I will remember Dave’s love of movement and the outdoors, riding his bike to work at the Oregonian, even in the ever-present rain, riding with us on our get-togethers, most recently at Skaha Lake in Canada, riding with his regular Portland group who stopped for coffee afterward, kayaking on the river near Manzanita, hiking in the dripping trees along the Oregon coast.
I will remember Dave and Judi’s love for each other, particularly when Judi developed Lewy body dementia. Dave navigated it with his caring grace, loving her deeply to the very end. I remember visiting him shortly after she died, having lunch in the kitchen, and Dave saying, “Isn’t it amazing how much it takes to make a sandwich. I never realized.” He never realized because Judi always made him a sandwich, just the way he liked it.

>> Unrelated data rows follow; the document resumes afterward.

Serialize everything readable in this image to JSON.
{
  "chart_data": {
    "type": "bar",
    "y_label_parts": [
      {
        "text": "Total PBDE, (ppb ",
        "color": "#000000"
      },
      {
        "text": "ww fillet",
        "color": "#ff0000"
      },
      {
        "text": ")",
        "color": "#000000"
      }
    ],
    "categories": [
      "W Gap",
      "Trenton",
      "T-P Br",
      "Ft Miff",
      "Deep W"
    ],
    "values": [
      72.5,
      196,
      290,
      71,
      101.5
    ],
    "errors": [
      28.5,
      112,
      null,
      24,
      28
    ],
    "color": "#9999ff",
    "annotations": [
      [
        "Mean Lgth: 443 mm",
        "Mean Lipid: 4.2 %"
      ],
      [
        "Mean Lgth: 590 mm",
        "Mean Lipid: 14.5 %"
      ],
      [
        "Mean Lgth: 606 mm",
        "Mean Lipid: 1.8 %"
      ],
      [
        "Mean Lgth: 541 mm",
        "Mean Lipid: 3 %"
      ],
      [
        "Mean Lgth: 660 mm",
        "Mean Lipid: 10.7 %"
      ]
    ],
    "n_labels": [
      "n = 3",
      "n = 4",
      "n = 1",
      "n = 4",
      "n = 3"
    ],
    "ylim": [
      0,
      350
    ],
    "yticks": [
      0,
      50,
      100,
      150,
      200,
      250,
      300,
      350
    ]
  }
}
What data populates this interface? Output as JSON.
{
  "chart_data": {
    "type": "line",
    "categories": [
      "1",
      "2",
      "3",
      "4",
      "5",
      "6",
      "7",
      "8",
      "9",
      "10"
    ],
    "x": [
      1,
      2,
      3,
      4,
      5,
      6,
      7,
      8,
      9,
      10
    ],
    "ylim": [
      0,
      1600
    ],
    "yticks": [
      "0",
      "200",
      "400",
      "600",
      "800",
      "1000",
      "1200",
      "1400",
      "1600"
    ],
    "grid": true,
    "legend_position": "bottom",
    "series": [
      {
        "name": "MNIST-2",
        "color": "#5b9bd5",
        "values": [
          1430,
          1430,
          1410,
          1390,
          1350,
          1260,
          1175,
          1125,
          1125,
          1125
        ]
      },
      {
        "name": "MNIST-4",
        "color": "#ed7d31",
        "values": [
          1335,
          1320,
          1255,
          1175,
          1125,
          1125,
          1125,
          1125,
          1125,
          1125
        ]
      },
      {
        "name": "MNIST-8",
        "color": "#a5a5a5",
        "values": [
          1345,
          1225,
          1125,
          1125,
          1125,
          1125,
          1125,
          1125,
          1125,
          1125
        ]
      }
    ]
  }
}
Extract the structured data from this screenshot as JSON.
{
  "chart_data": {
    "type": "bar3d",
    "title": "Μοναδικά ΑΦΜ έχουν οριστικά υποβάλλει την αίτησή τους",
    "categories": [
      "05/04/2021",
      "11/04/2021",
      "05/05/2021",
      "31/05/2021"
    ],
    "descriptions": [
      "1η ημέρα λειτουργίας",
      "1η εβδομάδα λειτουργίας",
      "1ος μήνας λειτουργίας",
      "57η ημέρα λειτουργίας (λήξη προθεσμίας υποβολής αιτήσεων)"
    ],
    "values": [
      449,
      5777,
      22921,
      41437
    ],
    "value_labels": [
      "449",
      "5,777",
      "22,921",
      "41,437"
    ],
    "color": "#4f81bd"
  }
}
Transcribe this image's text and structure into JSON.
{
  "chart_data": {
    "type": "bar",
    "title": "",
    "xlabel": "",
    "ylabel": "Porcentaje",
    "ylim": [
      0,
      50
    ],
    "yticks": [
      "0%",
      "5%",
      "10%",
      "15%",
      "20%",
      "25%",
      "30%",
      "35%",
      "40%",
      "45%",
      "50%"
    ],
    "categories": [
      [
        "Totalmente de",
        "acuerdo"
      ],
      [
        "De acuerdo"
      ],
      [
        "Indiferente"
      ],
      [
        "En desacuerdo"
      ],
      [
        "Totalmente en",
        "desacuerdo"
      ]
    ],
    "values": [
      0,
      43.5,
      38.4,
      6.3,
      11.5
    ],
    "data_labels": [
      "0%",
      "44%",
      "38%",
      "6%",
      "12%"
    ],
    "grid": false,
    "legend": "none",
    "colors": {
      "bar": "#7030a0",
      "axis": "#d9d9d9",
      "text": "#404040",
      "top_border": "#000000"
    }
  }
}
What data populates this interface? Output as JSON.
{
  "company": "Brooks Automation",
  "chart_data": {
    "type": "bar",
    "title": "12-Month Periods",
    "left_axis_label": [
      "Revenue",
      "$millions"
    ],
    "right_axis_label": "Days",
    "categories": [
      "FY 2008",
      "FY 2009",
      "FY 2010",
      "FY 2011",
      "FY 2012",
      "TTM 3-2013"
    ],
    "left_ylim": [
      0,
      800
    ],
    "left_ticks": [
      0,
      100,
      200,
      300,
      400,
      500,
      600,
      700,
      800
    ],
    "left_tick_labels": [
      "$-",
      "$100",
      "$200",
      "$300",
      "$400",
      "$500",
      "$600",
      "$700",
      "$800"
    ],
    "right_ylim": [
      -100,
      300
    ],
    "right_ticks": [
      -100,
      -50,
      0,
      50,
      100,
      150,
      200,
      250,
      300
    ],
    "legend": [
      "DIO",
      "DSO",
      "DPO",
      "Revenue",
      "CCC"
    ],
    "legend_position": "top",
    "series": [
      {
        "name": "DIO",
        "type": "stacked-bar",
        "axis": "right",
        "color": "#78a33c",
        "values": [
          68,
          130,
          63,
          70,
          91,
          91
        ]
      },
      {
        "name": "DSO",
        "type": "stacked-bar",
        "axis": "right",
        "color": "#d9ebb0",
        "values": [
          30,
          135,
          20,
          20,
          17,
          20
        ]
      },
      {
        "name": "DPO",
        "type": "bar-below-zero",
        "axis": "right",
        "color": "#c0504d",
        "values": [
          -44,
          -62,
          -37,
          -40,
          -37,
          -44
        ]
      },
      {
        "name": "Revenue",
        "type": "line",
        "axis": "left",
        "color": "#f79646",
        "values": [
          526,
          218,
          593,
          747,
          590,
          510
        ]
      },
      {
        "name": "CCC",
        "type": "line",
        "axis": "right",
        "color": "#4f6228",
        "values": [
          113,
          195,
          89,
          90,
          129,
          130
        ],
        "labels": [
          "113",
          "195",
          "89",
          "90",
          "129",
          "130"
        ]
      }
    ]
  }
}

I will remember Dave’s deep intellectual curiosity, his ever-growing knowledge of music, how he shared that through classes he organized for people who followed his writing at the Portland Oregonian, (we got to attend one when we were visiting), the wonderful books and shows he recommended.
I will remember Dave’s amazing writing, particularly the story when he followed a child prodigy on the cello. It was heartbreaking. I didn’t get to tell him that I recently read Story Craft, The Complete Guide to Writing Narrative Nonfiction, by Jack Hart, the former managing editor and writing coach at the Oregonian, who mentioned on page four how this series was Dave’s first narrative effort and was a finalist for a Pulitzer Prize. Later in the book, he spends several pages describing David’s story about a last-minute stand-in pianist for the Oregon Symphony, who had to play one of the most difficult pieces ever written.
I will remember Dave’s strong connection to his brother, Martin, who was always present in his life, took the amazing cross-country bicycle trip with him, helped him with the audio-visuals for his music courses and was his steady supporter at the end.
I will remember Dave’s love for and pride in each of his children, most recently when Dan finished his bachelor’s degree, and Dave sent us a photo of the graduation.
I will remember his humbleness.
I will remember his sweet smile and warm hugs.